Flat Spur to Mount Herbert Summit
By lunchtime we are in a forever-blue world on the summit, underneath an alarmingly bright blue dome sky. The hills just below us are smudged greeny-blue, while filters of purple and grey-blue cover the more distant ranges.
The Pacific Ocean far below, a hazy delphinium-blue, stretches out of sight, all the watery way to South America. Hmm... I can reaffirm that I'm definitely an earth-person. When I see a lot of sea I'm immediately thankful that I'm not on it. Sorry about that!
Up Mount Herbert
We stand on the summit by the trig, proudly taking our summit-photos. We acknowledge in a whisper the names of the distant Kaikoura mountains, so much higher than ours - there's Tappy (our pet name for Mount Tapuae-o-Uenuku). Then it's out of the wind to sit and munch a quick lunch. The winter sun is beautiful, but there's a cool breeze.
Mount Herbert Summit
I'm warm in my green top-of-the-range goosedown jacket. But I'm not so happy with my much beloved hiking boots. They've leaked a lot, and this has been an unpleasant and unusual experience for my toes. My socks (and the feet therein) are soggy and chilled. Hmm.... So it's back to old-school leather boots for snow days - and gaiters, to stop lumps sliding down into the boots from above.

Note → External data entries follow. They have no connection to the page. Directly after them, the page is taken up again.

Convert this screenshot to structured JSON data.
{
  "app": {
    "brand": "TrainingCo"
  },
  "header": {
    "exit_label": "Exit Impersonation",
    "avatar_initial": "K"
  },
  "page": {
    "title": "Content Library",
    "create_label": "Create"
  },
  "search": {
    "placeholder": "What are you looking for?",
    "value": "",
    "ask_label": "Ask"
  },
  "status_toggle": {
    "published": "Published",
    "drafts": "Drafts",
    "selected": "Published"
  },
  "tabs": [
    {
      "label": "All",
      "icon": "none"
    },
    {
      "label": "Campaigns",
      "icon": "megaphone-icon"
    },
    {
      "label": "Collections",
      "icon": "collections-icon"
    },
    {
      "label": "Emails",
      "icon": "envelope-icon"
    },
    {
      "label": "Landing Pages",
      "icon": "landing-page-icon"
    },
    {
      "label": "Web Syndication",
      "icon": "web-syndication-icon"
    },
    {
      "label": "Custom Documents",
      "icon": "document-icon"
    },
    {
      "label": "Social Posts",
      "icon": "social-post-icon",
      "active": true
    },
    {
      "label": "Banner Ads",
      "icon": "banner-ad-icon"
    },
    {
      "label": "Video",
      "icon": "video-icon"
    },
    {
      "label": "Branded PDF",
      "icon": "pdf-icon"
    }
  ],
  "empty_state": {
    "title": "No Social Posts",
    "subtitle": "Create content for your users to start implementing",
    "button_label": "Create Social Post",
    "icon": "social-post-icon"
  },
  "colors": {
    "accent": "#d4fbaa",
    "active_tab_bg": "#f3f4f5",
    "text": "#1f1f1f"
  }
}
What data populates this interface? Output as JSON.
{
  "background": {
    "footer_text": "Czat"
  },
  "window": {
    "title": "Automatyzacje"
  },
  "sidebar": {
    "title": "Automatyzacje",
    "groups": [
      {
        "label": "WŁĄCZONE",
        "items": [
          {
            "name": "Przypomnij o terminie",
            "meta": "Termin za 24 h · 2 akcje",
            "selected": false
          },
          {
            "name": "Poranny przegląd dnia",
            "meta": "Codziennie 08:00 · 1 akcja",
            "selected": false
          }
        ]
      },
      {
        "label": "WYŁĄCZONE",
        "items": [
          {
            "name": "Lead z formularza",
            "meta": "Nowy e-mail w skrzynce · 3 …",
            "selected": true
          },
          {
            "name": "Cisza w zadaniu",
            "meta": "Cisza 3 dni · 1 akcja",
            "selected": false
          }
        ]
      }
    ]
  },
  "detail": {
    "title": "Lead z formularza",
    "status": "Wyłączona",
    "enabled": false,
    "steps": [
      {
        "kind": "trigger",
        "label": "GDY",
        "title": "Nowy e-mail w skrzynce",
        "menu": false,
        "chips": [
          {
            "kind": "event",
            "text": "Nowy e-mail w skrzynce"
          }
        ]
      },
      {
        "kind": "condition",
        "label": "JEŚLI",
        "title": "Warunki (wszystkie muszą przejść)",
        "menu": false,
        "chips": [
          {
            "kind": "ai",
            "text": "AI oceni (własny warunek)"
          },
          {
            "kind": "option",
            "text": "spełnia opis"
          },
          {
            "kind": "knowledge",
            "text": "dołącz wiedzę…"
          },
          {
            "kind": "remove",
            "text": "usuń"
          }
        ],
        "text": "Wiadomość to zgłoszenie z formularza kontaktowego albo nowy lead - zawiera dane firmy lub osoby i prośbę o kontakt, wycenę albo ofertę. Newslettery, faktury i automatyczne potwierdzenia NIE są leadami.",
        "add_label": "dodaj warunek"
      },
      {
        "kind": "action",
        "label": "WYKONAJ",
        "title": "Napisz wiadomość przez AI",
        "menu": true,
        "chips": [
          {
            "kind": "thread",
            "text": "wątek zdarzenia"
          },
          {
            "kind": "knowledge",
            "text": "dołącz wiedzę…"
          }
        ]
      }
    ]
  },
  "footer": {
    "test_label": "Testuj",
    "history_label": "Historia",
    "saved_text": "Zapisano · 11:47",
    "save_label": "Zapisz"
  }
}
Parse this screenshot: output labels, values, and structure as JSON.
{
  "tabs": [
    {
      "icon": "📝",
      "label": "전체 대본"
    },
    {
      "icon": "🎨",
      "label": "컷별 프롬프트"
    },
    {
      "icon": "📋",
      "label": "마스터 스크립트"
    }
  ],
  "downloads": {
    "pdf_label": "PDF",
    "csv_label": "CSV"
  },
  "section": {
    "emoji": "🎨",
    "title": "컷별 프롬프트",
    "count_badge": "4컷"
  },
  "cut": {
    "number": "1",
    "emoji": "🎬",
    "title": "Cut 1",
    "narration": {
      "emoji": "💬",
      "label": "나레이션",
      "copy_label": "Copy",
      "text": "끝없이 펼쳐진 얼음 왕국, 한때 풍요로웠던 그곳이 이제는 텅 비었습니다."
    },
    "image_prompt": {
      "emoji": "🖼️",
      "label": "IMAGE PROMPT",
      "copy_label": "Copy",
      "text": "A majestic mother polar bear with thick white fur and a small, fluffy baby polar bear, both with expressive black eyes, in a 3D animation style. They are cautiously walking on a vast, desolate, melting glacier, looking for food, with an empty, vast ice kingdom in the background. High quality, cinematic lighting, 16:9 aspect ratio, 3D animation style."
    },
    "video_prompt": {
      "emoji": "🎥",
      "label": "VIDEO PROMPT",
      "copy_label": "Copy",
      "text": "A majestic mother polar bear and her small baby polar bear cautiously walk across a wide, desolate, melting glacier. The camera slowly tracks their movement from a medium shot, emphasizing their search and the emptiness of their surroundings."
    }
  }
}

I'm reminded that the parameters for comfort and safety do change when winter hiking, even on a beautiful blue-skies day. Then the snow gives me a superbly cushioned downhill trip, and even my dodgy knees whoosh straight down without jarring. It takes half the time of the uphill plod. The route is long but gentle, finishing at the Port Levy road saddle (at 660m).
Snow Views by Port Levy Roadend
The photographs above feature the Monument (it's that pointy rocky outcrop) and the tiny dark red YHA heritage shelter. And, of course, just a bit of snow.
Morning Tea Stop
An Easy Sidling Route
In winter there aren't quite enough hours of daylight for me to climb Mount Herbert from sea level. And this easier, sidling route has the bonus of huge harbour views throughout, just over my shoulder.
This wonderful trip, on a wonderful early winter's day, took us just over five hours return - not too bad, considering the snow. Naturally there were a few stops to enjoy the view, have a quick drink, and take photographs.
This is a big part of hiking fun. After all, who wants to spend the day watching their boots leak? Not me!